Desde março deste ano, o Tribunal de Justiça de Sergipe (TJSE) iniciou o pagamento de um novo benefício a juízes e desembargadores do órgão que em três meses já onerou aos cofres do judiciário de Sergipe cerca de 6 milhões de reais.
A gratificação, chamada pelo TJSE de licença compensatória, com natureza indenizatória, obedece a seguinte engenharia: a cada três dias de trabalho, os magistrados adquirem um dia de folga. Essas folgas são acumuladas em até dez dias por mês e, automaticamente e por tempo indeterminado, compradas pelo próprio TJSE na proporção de um dia de salário por cada dia de folga. Na prática, isso representa um acréscimo de 1/3 nos salários dos juízes e desembargadores sergipanos.

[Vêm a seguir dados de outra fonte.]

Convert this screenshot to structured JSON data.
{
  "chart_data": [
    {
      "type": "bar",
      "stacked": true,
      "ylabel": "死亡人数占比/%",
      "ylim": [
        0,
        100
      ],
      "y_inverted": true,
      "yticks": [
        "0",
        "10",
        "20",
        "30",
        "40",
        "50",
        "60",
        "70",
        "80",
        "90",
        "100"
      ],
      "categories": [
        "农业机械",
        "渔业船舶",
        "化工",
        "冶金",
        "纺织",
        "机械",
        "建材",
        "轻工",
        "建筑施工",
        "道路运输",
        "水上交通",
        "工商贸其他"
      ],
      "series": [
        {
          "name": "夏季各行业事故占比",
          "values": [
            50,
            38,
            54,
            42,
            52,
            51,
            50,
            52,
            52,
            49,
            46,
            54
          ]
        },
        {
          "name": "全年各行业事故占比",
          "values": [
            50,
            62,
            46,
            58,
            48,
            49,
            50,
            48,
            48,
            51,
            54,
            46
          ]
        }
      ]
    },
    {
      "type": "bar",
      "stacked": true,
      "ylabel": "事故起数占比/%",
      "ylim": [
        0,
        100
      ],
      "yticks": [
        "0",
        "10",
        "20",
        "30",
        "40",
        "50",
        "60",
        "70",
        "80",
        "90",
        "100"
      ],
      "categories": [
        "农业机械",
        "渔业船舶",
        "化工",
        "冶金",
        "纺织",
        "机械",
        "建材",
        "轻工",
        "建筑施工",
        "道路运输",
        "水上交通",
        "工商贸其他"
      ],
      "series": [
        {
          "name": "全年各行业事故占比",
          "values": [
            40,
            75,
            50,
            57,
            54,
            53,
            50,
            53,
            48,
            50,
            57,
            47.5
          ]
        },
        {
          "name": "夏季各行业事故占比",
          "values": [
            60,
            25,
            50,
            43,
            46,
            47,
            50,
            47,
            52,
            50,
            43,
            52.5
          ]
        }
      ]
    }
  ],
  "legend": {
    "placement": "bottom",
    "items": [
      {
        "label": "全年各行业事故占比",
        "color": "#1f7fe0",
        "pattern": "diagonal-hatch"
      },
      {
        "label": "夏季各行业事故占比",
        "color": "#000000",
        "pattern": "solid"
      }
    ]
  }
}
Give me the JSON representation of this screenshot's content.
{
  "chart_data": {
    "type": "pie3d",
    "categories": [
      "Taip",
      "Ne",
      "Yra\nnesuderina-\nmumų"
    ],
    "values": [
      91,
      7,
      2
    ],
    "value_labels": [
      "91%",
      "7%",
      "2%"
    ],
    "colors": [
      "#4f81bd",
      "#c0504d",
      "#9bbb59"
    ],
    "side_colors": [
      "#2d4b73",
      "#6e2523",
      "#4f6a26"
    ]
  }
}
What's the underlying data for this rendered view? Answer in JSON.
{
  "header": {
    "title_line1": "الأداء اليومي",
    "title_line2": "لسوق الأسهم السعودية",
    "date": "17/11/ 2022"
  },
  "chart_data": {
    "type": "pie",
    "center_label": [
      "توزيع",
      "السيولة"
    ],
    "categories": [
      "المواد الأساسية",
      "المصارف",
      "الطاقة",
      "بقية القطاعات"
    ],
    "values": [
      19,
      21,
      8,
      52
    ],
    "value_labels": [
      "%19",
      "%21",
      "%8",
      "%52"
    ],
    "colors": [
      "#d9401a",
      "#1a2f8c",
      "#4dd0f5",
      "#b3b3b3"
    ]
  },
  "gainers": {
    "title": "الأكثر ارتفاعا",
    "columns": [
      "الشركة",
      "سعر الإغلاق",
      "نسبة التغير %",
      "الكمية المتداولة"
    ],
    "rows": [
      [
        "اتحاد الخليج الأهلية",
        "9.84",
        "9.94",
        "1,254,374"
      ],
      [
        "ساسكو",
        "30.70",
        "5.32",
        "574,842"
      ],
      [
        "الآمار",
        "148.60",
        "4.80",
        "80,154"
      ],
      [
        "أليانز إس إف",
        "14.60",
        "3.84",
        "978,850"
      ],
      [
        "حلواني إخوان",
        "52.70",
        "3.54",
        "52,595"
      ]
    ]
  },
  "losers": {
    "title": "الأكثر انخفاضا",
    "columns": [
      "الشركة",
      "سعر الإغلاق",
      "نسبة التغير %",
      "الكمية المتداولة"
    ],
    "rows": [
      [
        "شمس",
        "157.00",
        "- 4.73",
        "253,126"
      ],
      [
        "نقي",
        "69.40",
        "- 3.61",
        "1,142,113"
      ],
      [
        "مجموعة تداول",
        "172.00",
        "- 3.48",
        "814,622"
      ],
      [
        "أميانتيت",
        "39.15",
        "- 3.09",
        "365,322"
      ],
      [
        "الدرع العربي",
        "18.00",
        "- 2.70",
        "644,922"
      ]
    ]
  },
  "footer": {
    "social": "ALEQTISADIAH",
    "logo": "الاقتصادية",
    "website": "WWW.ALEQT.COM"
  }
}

Quando o benefício foi criado, o Tribunal de Justiça arugumentou que ele substituiria a, hoje extinta, gratificação de acervo processual e que, por isso, não haveria aumento de despesa – vale lembrar que essa gratificação substituiu o auxílio morádia, cujo pagamento indignava a sociedade brasileira.
Mas não foi bem assim. Em três meses, o TJSE já gastou R$ 5.909.124,66 com os cerca de 160 magistrados. Já entre os meses de dezembro de 2023 e fevereiro de 2024, o desembolsou R$ 2.572.289,00 com o pagamento do acervo. Comparando os períodos, verifica-se um aumento de R$ 3.336.835,66, ou seja 130% a mais em gratificação.
Nestes primeiros três meses, a média de recebimento dessas folgas ficou em R$ 11.794,31 mensal. Na gratificação de acervo processual, a média era de R$ 5.525,54. Esse valor de R$ 11 mil é superior aos salários de todos os agentes, técnicos e analistas judiciários do TJSE que não ocupam cargo em comissão (CC) ou função de confiança (FC).
Teto Constitucional
Por não fazer parte da remuneração salarial, a troca da gratificação do acervo para a compra de folgas fez com que fosse furado o teto constitucional do serviço público, que hoje é de R$ 44.008,52 – equivalente ao salário dos ministros do Supremo Tribunal Federal (STF). Em consequência, não há incidência de Imposto de Renda Pessoa Física na indenização.
O pagamento das folgas é considerado “despesa com pessoal”, ou seja, tem natureza remuneratória. Quem diz isso é a 14ª edição do Manual De Demonstrativos Fiscais da Secretaria do Tesouro Nacional. Com isso, esse gasto precisa ser custeado com as receitas oriundas do tesouro estadual, recebidos mensalmente pelo TJSE através do duodécimo.
A consideração dessa despesa como de pessoal interfere nos limites da Lei de Responsabilidade Fiscal (Lei Complementar n° 101/2000), afetando as possibilidades de revisões e reajustes dos servidores do TJSE.
Outros problemas
Na justiça estadual sergipana, a criação e compra das folgas dos magistrados foi instituída pela Lei Complementar Estadual n° 406/2024 e regulamentada pela Resolução n° 10/2024 do Pleno do TJSE.
O Tribunal de Justiça, porém, parece ter copiado quase ao pé da letra a Resolução n° 847/2023 do Conselho da Justiça Federal (CFJ), inclusive vinculando equivocadamente os magistrados estaduais ao Estatuto dos Servidores Públicos Federais no art. 3º da Resolução n° 10/2024 da corte estadual.
Mas há algumas diferenças. Os juízes federais precisam apresentar requerimento específico para conversão das folgas em dinheiro. No TJSE, essa conversão é automática e por tempo indeterminado.
Porém, algumas peculiaridades continuam sem explicação. Como o TJSE vai auferir que os magistrados estão trabalhando e realmente terão direito à folga e respectiva indenização? Haverá controle de ponto dos juízes e desembargadores? E quando o membro estiver gozando uma outra folga, como a decorrente do plantão judicial, esse dia será abatido do cálculo indenizatório?